Anderson has clearly grown more guarded, if not downright cynical, when it comes to the idea of family. The director who seeks to escape his past may want to put his family history behind him. Even self-selected families are now suspect (hmm... wonder what Fiona thinks of all this...). His characters reach out for new family connections - in casinos, on porn shoots, in the warm embrace of an non-judgmental lover - but he ultimately brings us to a place where these constructs are just as easily torn to shreds, despite the years, the meaning, the deep need we all have for that comforting embrace. How we long for Claudia and the cop, Barry Egan and Lena, with their wounded need for love and understanding.

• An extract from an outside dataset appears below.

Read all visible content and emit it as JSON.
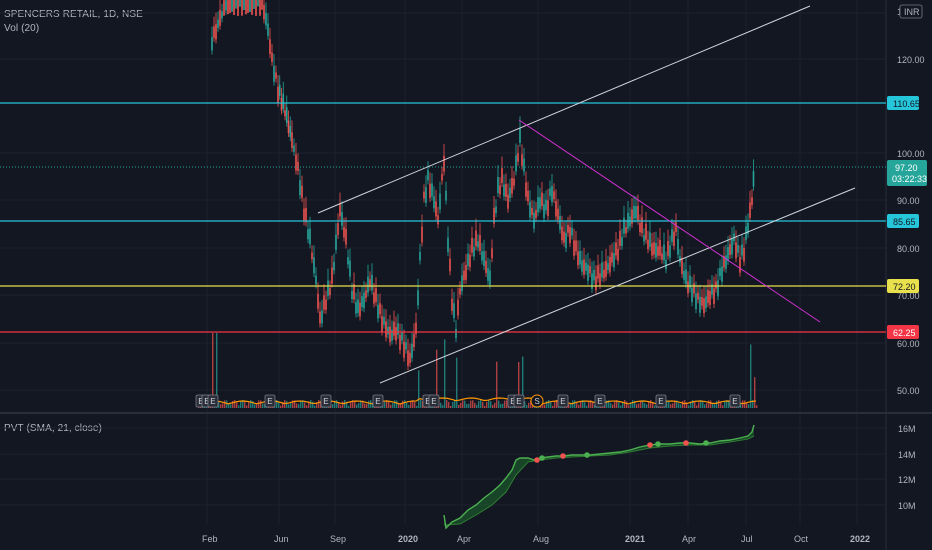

Daniel Plainview will never hold his son again, and in his own mind, never viewed him as a son at all. We know that Plainview is lost.  Anderson makes no bones about it. "I'm finished!", Plainview calls. One wonders where Anderson will emerge next.  As grim as his work can be, it is undeniably infused with energetic life, and pain and honesty. I, for one, will be there to greet him at the door to find out.